Он рассказывает о весенних планах, о том, как скосят зеленую рожь, посеянную на корм.
— А около фермы все засеем сахарной свеклой. Семена достали в Воронежской области. Вам придется за ней поухаживать. Свекла — хороший корм. И хлеба соберем больше против прошлого. Сено на волжском острове выкосим, я уже договорился с лесхозом. Все будет хорошо.
Все это он говорил, осматривая каждый угол, не пропуская ничего.
— Почему навоз сегодня не вывозят?
— Сани сломались.
— А почему не чинят?
— Тракторист поехал за кузнецом и за плотником.
— Хм! — Венков покачал головой. — На тракторе за кузнецом. — И про себя добавил: «Дурья голова».
На свиноферме с кормом было немного лучше, потому что в конце лета школьники насобирали в лесу дубовых желудей.
Свиноматки были не жирны, но не истощены, а подсвинки и поросята так и совсем хороши. Топот копыт по полу и довольное похрюкивание разносились по всему помещению. Недавно отвезли на мясокомбинат полсотни откормленных свиней, сдали первым сортом.
Почесав свинью под лопаткой, подержав визгливого поросенка, Венков пожелал женщинам здоровья и поспешил на лесопилку. Шла разделка бревен. Под сверкающий диск рабочие подводили конец бревна, слегка налегая на него. Раздавался визг, скоро переходивший в вой, и от бревна отрезался горбыль. Белея свежей древесиной, лежали стопкой доски и брусья. От досок, от опилок, сыпавшихся желтым снегом, пахло хвойным лесом. Это напомнило Венкову о севере, откуда приплыл по Волге лес, о связях безвестной Усовки со многими уголками страны. Эти связи, обычно незамечаемые, сейчас представились Венкову зримыми до физической ощутимости.
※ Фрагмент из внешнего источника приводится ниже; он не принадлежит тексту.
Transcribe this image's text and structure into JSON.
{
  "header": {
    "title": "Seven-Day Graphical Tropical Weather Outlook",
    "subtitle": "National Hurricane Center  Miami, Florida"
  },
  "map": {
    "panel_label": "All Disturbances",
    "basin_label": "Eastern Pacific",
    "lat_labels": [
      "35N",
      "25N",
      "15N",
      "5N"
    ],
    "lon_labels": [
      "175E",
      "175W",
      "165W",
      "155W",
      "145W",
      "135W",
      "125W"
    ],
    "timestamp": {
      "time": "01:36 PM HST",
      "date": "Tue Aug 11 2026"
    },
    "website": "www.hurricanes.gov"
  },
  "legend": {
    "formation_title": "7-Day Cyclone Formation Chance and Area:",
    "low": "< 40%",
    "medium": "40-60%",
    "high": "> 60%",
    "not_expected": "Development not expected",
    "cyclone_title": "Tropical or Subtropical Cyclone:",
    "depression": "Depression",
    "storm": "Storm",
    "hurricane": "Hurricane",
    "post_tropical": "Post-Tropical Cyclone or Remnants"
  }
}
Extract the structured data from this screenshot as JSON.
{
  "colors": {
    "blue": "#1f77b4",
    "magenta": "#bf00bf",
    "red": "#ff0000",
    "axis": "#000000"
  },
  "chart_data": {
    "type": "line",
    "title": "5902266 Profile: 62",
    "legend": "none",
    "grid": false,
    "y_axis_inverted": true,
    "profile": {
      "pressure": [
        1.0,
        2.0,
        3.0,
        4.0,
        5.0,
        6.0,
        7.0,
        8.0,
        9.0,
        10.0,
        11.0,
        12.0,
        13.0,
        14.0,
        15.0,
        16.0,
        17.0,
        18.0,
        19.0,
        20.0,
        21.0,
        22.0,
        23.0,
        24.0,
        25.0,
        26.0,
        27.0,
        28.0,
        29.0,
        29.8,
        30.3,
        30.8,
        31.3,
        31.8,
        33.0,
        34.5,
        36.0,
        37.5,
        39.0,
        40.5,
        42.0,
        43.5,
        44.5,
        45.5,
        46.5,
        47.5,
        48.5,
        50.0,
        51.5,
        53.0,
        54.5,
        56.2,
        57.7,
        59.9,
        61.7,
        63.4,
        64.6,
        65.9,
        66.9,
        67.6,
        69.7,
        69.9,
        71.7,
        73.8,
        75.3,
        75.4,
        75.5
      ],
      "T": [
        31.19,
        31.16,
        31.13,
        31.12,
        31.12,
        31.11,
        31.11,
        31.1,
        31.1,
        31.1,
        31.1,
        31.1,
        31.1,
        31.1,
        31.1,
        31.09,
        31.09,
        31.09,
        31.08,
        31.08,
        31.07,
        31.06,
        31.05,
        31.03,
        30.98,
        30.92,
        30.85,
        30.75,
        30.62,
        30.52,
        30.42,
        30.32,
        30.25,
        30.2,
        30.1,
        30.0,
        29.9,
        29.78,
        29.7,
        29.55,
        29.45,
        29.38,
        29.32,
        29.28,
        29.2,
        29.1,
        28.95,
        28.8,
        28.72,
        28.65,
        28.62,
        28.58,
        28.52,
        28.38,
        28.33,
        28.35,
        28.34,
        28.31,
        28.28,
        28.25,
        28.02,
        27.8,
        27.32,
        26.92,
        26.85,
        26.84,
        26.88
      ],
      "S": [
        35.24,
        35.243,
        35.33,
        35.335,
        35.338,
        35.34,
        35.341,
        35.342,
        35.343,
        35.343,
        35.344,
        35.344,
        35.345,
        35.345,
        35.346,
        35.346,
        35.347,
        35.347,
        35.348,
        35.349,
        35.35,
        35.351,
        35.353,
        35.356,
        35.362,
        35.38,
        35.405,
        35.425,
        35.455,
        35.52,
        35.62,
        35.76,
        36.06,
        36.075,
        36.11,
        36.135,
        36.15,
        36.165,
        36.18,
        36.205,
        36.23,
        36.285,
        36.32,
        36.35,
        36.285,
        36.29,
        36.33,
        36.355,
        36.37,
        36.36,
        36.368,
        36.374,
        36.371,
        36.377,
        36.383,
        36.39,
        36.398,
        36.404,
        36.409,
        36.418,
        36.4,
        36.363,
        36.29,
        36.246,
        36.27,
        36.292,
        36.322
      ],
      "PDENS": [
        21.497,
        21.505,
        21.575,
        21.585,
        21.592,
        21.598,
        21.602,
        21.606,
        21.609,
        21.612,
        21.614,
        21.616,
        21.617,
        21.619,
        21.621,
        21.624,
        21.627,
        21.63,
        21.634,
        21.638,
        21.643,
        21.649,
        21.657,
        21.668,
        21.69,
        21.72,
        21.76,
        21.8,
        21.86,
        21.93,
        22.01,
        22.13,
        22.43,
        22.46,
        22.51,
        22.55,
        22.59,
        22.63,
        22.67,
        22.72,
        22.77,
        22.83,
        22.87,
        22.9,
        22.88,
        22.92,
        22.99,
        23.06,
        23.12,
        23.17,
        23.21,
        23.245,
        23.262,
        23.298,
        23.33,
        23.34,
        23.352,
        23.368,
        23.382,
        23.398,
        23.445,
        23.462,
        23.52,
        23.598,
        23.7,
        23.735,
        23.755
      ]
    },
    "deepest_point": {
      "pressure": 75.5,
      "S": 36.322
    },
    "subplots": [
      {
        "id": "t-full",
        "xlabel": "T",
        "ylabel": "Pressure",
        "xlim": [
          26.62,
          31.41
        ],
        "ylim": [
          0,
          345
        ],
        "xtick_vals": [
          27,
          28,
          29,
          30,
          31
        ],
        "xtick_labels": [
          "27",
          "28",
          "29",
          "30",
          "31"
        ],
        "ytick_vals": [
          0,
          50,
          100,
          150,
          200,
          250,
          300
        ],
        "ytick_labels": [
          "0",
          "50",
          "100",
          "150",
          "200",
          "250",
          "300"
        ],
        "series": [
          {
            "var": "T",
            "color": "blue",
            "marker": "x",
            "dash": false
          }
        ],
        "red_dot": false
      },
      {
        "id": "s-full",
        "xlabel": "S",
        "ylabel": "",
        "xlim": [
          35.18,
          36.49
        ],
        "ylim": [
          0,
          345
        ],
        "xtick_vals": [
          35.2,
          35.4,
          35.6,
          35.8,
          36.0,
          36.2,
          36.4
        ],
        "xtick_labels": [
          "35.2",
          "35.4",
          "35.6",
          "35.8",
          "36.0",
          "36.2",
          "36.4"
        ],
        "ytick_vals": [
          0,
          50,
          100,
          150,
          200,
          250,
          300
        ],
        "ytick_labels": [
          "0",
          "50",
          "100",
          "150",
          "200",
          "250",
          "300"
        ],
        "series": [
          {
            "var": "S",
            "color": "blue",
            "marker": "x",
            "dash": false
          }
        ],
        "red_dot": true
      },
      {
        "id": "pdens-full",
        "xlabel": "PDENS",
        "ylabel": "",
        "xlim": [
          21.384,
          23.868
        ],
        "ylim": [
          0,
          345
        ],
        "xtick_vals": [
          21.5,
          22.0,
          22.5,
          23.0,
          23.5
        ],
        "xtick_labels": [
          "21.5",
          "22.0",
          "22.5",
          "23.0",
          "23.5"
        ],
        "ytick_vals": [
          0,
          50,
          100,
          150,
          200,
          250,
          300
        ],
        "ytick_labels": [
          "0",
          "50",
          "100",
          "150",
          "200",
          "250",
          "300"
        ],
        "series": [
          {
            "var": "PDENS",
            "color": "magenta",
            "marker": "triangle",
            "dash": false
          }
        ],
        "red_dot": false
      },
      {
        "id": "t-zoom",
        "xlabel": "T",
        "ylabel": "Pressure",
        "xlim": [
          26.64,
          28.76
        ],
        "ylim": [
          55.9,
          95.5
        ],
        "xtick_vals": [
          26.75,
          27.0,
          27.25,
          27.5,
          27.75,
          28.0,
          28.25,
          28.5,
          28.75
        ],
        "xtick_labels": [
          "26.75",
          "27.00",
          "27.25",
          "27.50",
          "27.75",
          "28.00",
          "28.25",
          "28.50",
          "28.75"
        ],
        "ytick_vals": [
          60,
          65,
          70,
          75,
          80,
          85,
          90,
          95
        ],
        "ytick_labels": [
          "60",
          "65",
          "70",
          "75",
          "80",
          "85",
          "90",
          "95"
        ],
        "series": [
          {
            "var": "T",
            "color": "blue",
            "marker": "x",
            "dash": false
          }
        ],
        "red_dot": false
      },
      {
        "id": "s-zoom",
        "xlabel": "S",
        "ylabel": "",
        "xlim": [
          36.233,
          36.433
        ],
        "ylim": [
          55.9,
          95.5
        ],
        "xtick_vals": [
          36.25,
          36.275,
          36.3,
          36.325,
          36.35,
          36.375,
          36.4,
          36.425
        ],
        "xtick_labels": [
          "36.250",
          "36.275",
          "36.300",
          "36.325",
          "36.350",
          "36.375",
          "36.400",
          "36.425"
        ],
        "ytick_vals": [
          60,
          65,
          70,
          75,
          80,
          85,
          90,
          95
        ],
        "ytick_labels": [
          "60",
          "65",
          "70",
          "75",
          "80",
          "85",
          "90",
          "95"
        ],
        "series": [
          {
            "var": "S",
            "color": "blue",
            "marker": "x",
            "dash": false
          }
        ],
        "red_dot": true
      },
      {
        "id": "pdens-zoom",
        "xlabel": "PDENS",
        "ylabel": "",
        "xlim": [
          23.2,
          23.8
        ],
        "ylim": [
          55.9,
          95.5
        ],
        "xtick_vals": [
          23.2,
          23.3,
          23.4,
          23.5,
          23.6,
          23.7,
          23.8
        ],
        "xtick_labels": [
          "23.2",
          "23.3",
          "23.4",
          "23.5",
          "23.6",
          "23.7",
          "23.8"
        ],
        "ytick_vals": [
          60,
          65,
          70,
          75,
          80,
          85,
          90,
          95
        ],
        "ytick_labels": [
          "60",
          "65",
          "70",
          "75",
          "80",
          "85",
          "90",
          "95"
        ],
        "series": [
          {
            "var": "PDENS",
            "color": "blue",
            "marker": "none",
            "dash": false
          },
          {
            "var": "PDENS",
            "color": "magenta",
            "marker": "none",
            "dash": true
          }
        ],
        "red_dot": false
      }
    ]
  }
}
Воображение уносило его в города и поселки, откуда идут в Усовку машины и товары и где едят усовский хлеб и мясо, и в этом круговороте он как бы со стороны увидел себя.
Не все хорошо было в колхозе, но и не все плохо. Одни дела шли лучше, другие хуже, а в целом все двигалось, не стояло на месте. И от сознания этого веселело настроение Венкова.